Mieux vaut prévenir que guérir. Un important dispositif policier fait face à la permanence de l’UDPS, ex-village Bercy, entre les Xème et XIème Rue Limeté résidentiel. Ici, on s’amuse plutôt à nommer cette partie du quartier «Limeté présidentiel » en référence au lider maximo, Etienne Tshisekedi, qui a longtemps revendiqué sa victoire lors de la présidentielle de 2011. C’est la campagne pour le départ de Joseph Kabila le 19 décembre courant qui l’exige. Comment vivre avec Tshisekedi, comme voisin. Reportage.

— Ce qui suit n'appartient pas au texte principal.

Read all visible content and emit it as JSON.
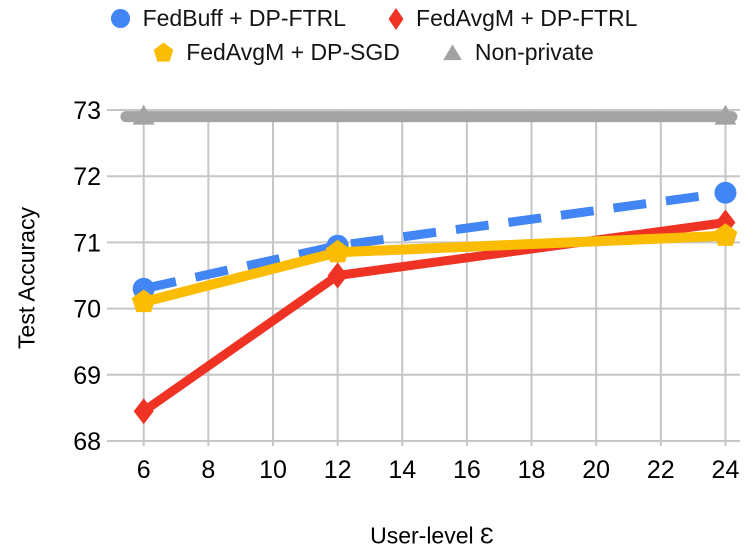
{
  "chart_data": {
    "type": "line",
    "title": "",
    "xlabel": "User-level Ɛ",
    "ylabel": "Test Accuracy",
    "x_ticks": [
      6,
      8,
      10,
      12,
      14,
      16,
      18,
      20,
      22,
      24
    ],
    "y_ticks": [
      68,
      69,
      70,
      71,
      72,
      73
    ],
    "xlim": [
      5.05,
      24.45
    ],
    "ylim": [
      68,
      73
    ],
    "grid": true,
    "legend_position": "top",
    "series": [
      {
        "name": "FedBuff + DP-FTRL",
        "color": "#4285F4",
        "line_style": "dashed",
        "marker": "circle",
        "line_width": 9,
        "x": [
          6,
          12,
          24
        ],
        "y": [
          70.3,
          70.95,
          71.75
        ]
      },
      {
        "name": "FedAvgM + DP-FTRL",
        "color": "#EE3324",
        "line_style": "solid",
        "marker": "diamond",
        "line_width": 9,
        "x": [
          6,
          12,
          24
        ],
        "y": [
          68.45,
          70.5,
          71.3
        ]
      },
      {
        "name": "FedAvgM + DP-SGD",
        "color": "#FBBC04",
        "line_style": "solid",
        "marker": "pentagon",
        "line_width": 10,
        "x": [
          6,
          12,
          24
        ],
        "y": [
          70.1,
          70.85,
          71.1
        ]
      },
      {
        "name": "Non-private",
        "color": "#A3A3A3",
        "line_style": "solid",
        "marker": "triangle",
        "line_width": 11,
        "x": [
          6,
          24
        ],
        "y": [
          72.9,
          72.9
        ],
        "line_span": [
          5.45,
          24.2
        ]
      }
    ]
  }
}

L’ambiance est plutôt à la sérénité pour le grand bonheur des voisins immédiats de Ya Tshitshi. Pourvu que ça dure. C’est la prière réitérée encore en ce premier dimanche du mois de décembre, foi de Trésorine, adepte d’une église située non loin de la passerelle de la VIIIème Rue. Point d’escarmouches entre la police et les combattants depuis les arrestations de quelques jeunes combattants, il y a quelques semaines, se félicitent des habitants des environs du siège de l’UDPS, situé à trois minutes de marche de la résidence d’Etienne Tshisekedi. Sur l’avenue Pétunias, une barricade montée de bric et de broc par des combattants de l’UDPS entrave la liberté de mouvements des personnes et de leurs biens devant la résidence de Ya Tshitshi. C’est une situation qui date depuis des années, la barrière était déjà là lors des troubles consécutives à l’élection de 2011, se rappelle Nadine, la trentaine, professionnelle de la presse. «En 2012, lorsque Tshisekedi est revenu d’Europe, une bataille rangée entre policiers et combattants UDPS avait subitement éclaté à l’entrée de la Xème Rue. Ce jour-là, c’était un dimanche, vers midi, j’étais sortie pour acheter des bananes plantains…je suis revenue chez moi, sur avenue Zinnias, le jour suivant vers 19heures grâce à un policier qui m’a escortée». Depuis, notre consœur a choisi de quitter un voisinage aussi déménageur, présidentiel fût-il. Après les événements des 19 et 20 septembre 2016, nombreux départs ont été signalés, rapporte cet agent immobilier (commissionnaire) singulièrement sur l’avenue Pétunias.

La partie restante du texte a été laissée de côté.